James Rains, professor of the practice and director of BME’s Capstone program and a researcher in the Petit Institute for Bioengineering and Bioscience, told Rogers about a new graduate program on the horizon, “that was hyper-focused on medical device development,” said Rogers, who enrolled for the first year of MBID.
Unlike his three teammates, all trained as engineers, Shaw came to the program after 10 years as a physical therapist and saw a lot of, “nagging injuries that just wouldn’t go away,” he said. “Matt Stinchcomb, a former pro football player is a friend of my family’s, and he’s still in pain from a ruptured tendon he had in high school. Construction workers suffer from these types of injuries, too.”
For two years before enrolling at Georgia Tech, Shaw had an idea for something that eventually became the Ocelot XT, a device for in-office ultrasound-guided orthopedic procedures. “I had a concept but no one around me who could build this stuff,” said Shaw, who was part of the Emory Sports Medicine team.
“What really drew our team together was the desire to solve a real unmet clinical need that Jonathan brought to us,” said Khouri, who is now the program manager of the Coulter Translational Fund at Georgia Tech. “He would treat people with chronic tendon pain and less than half of them would actually respond to physical therapy alone. So he knew exactly what needed to be happening at the tissue level.”
The TendoNova team has made both a business and a clinical impact, according to Sathya Gourisanker, professor of the practice and director of the MBID program. “They narrowed the need and their problem to create a novel system,” he said, describing the Ocelet XT, which allows for more percutaneous needle tenotomies, “which offers a low-cost tool to enable clinicians to perform procedures that were typically reserved for the operating room, right there in the physician’s office.”
Gourisankar explained that the team completed much of the concept phase and early pre-clinical activities during the MBID year. Following graduation, with a grant from the Georgia Research Alliance, TendoNova was able to advance its prototype.
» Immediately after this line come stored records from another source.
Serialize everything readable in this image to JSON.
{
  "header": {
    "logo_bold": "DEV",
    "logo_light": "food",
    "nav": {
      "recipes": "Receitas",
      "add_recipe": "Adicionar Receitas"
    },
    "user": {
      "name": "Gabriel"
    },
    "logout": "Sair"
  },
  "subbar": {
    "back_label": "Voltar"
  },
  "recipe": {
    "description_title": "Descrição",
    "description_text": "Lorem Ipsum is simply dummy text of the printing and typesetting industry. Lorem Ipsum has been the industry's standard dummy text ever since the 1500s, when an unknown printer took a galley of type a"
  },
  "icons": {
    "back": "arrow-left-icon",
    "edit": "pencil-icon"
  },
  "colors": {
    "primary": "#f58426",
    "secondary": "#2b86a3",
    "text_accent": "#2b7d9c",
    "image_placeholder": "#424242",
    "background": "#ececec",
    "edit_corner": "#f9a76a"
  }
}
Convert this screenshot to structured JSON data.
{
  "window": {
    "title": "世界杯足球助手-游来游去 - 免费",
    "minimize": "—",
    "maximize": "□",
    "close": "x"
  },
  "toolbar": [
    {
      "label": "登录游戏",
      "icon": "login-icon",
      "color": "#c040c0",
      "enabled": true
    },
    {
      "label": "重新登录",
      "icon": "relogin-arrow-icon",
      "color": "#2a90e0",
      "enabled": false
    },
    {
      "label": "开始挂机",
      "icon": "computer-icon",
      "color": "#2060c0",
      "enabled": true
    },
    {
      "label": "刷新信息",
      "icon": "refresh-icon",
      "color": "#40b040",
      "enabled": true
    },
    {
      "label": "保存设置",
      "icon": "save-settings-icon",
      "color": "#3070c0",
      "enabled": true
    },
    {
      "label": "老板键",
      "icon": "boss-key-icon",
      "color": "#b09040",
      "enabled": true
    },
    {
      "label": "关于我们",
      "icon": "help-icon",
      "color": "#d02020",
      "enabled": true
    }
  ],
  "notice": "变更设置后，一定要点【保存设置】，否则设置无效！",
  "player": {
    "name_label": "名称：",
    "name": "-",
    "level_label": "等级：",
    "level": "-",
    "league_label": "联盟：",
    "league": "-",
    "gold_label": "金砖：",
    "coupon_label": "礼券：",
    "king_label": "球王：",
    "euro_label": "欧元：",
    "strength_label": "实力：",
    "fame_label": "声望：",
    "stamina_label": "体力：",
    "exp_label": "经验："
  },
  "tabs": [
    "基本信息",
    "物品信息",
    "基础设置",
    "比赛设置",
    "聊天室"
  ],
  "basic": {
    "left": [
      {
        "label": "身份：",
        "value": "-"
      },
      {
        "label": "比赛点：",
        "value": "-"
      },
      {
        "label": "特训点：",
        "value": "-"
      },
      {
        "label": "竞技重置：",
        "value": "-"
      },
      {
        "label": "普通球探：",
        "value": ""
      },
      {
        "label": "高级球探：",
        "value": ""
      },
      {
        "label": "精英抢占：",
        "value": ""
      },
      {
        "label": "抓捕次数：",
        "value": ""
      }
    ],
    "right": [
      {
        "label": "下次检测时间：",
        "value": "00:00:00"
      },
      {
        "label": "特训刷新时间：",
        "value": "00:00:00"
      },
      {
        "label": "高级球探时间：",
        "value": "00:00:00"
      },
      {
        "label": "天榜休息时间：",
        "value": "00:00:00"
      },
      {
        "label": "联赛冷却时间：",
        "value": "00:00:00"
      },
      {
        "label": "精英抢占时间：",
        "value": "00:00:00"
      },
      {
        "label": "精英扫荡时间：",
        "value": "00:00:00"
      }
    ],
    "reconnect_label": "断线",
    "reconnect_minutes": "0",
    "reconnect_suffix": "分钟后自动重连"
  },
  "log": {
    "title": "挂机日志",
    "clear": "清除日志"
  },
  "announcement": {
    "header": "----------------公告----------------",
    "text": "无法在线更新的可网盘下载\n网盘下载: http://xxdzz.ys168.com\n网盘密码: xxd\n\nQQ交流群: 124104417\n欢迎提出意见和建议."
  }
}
Meanwhile, each of the former students went into careers in the medical device industry.
“This called for tremendous commitment in terms of time and energy as well as teamwork in coordinating this extra project on top of their demanding professional activities,” noted Gourisankar. “But they were passionate, driven, and they succeeded in getting external funding for further development.”
The team eventually hired an experienced management team (Wallen and Chairman of the Board Lou Malice), and as they move forward to raise a new round of funding to get through regulatory clearance, being part of a Super Bowl, regardless of the game on the field, certainly can’t hurt.
“It was amazing,” said Khouri. “From the judges, to the interest we received from other folks in attendance, potential angel investors, the experience we had and the exposure we got was tremendous.”